Published  2 MIN READ

 

The introduction of harmonized Single Euro Payments Area payment schemes held a lot of promise for corporates. The corporate community expected, among other things, improved automatic reconciliation of credit transfers with outstanding payments in account receivables.

When a Corporate has wide relationships with its customers, it issues several invoices and, eventually, credit notes. The customers will make payments for the net amount of the invoices and credit notes received to settle the credit notes and, in some cases, where bilateral commercial relationships are in place, its own invoices or debit notes.

To allow automated reconciliation of the payment by the payee, the payer must provide adequate remittance information, e.g. the creditor references or other information about the invoices and credit notes that will be settled with the payment.

The ability of treasury and accounting systems to automatically reconcile incoming payments had been always hampered by the lack of standard structure of the remittance information, the limited space in payment messages, differences in bank reporting structure.

The roll out of the ISO 20022 partially solved these problems by offering unlimited space in the remittance information carried with credit transfers and a standard structure of the remittance information, possibilities that, unfortunately, were not enclosed in the SEPA Credit Transfer Scheme.

The European Association of Corporate Treasurers (EACT) has repeatedly proposed to modify the SEPA SCT Scheme to extend the remittance information to a multiple of 140 characters, using the standard ISO 20022 syntax, to enable Corporates to list more than one invoice with the remittance information.

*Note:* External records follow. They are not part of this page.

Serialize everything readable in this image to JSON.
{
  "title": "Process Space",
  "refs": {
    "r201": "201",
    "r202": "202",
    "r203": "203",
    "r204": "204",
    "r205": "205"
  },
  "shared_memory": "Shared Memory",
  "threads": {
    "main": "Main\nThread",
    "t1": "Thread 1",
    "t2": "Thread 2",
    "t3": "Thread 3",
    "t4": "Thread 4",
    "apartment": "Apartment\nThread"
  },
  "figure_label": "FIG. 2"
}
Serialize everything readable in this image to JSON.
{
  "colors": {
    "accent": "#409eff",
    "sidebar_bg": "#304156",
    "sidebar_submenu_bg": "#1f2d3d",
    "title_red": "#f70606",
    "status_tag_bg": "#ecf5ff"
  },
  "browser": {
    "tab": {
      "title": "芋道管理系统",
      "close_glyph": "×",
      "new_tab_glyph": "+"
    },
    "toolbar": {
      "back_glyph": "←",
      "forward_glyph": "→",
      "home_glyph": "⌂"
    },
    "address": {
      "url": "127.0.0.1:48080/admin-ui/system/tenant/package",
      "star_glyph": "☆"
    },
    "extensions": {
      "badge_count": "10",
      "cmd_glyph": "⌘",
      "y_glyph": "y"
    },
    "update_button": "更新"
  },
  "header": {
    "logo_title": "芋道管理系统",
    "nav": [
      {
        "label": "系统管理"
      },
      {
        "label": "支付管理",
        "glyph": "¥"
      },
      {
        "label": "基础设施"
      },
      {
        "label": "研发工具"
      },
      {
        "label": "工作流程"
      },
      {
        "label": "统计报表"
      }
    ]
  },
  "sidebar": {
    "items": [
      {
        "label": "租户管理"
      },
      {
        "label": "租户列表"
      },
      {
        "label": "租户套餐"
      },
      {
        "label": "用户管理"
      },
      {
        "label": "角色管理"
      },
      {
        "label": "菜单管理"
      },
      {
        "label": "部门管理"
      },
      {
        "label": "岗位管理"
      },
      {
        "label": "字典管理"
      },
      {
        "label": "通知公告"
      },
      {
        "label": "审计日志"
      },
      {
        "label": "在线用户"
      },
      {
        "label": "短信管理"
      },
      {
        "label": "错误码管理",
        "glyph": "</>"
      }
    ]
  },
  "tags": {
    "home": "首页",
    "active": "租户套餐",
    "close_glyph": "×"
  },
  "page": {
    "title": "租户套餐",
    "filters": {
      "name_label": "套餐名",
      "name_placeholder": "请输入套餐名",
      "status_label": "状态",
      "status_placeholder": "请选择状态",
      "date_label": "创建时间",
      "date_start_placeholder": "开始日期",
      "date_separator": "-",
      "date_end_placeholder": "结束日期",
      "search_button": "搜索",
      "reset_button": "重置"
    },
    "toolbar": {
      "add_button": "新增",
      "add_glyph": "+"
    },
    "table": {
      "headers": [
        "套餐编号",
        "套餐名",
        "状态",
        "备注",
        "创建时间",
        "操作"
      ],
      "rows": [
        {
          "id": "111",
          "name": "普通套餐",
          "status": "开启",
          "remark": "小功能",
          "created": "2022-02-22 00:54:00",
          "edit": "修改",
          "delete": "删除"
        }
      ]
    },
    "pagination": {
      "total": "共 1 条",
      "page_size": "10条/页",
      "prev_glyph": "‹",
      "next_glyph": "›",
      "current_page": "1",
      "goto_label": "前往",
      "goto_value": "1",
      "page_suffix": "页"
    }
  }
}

Finally, in the 2018 SEPA Schemes Management Cycle, the EACT’s request for Extended Remittance Information (ERI) has been finally adopted since the European Payments Council (EPC) has introduced the ERI formal option in 2019 SCT Rulebook, allowing the transmission of multiple occurrences of structured remittance information per single SCT payment transaction.

The new ERI option gives originators the possibility to transmit e2e to the beneficiary, through the payment processing chain and the SEPA Credit Transfer messages used under the SCT scheme, a specific ERI combination of:

  • One occurrence of 140 characters of unstructured remittance information.
  • Up to 999 occurrences of 280 characters of structured remittance information based on the ISO 11649 standard.

It allows originator bank adhering to the ERI option to send to the beneficiary bank adhering to the option both structured and, if present in the payment initiation message, the unstructured remittance information and it allow the beneficiary bank to deliver to beneficiary the unstructured remittance information in the usual (paper and/or electronic) statement of account and the structured remittance information only to beneficiaries that with an electronic interface which does comply with the ISO 20022 XML standard.

That information will be transferred than to beneficiaries using the ISO 20022 Camt.53 Bank to Customer Statement and Camt.054 Bank to Customer Credit Notification, completing the migration towards the use of ISO standard from payment initiation to reconciliation, and really enhancing the capability of e2e straight through processing in payments management, increasing effectiveness of the end-to-end payment process, from originator to beneficiary.

Now Corporates should focus on one side on pressing their banking partners to adopt the SCT ERI Option and, on the other, to start investing in treasury systems and ERP upgrading to reap the benefits deriving from the finally possible availability of extended remittance information.